Altogether, the soaring inflation and FED’s responsive action through several rate hikes within 6 months of 2022 - have 1.contracted the US economic growth (Q1 by -1.6% & Q2 by -0.9%) (Duguid 2022) and 2.deteriorated the national financial conditions including equities market turbulences and higher borrowing costs. Besides, the negative growth of real M2 supply (figure

5) have fueled further liquidity challenges for the financial sector (Jones 2022). Evidently, during Q3/2021-Q2/2022, the ANFCI1 index have risen from -0.68 to 0.1 reflecting the US contracting financial conditions. Next, the S&P 500 plunged by 18% from Dec-2021 to May-2022 (figure 6)
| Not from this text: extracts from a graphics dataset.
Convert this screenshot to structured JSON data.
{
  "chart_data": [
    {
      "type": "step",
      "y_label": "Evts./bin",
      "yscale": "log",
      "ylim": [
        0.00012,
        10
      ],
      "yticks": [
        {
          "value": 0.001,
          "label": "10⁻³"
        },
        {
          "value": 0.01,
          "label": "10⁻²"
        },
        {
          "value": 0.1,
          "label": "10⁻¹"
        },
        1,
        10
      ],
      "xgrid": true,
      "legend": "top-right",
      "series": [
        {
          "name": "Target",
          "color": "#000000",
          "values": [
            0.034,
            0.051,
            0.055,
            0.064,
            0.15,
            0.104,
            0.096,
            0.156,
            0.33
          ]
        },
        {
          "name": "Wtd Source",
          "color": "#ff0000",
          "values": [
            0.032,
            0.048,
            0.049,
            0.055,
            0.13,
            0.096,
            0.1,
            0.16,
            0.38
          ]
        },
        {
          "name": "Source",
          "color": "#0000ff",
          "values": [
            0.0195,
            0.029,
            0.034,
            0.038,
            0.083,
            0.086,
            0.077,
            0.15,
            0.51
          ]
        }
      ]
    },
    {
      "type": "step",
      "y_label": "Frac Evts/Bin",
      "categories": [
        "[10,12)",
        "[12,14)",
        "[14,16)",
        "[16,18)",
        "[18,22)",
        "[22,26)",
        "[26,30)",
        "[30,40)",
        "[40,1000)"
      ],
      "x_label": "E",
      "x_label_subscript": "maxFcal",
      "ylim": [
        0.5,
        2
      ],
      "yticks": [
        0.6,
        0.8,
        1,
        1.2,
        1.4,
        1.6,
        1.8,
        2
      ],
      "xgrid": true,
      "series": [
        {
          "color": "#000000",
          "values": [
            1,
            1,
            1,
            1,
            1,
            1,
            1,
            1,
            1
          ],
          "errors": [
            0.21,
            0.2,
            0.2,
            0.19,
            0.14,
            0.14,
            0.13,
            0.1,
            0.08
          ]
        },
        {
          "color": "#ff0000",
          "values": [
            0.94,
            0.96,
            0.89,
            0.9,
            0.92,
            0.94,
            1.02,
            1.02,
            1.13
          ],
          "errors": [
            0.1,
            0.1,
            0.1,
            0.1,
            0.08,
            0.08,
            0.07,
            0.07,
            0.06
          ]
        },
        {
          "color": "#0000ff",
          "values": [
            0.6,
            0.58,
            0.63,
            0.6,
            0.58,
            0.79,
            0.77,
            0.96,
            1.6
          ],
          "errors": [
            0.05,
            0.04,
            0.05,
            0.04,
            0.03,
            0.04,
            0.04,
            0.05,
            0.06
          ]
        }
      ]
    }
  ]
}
– reflecting equity volatility exceeding its long-run average (Brusuelas 2022). The RMS US reported equity downgrading performance from negative Z-score of over -2.0 – of which only appears in recessionary period (figure 7).

Downwards pressure on the US PMI4 since Q3/2021 majorly contributes to falling BCI. By the ending-Q2/2022, the PMI of both manufacturing and services sectors have fallen to 50 implying contracting activities of both (figure 10). Especially among manufactures, private inventories investment declines (in merchandise and motor vehicles sales) is the most critical component hampering the US GDP Growth in Q2/2022 (BEA 2022). Therefore, firms with excellent financial performances during difficult business environment are my main interest.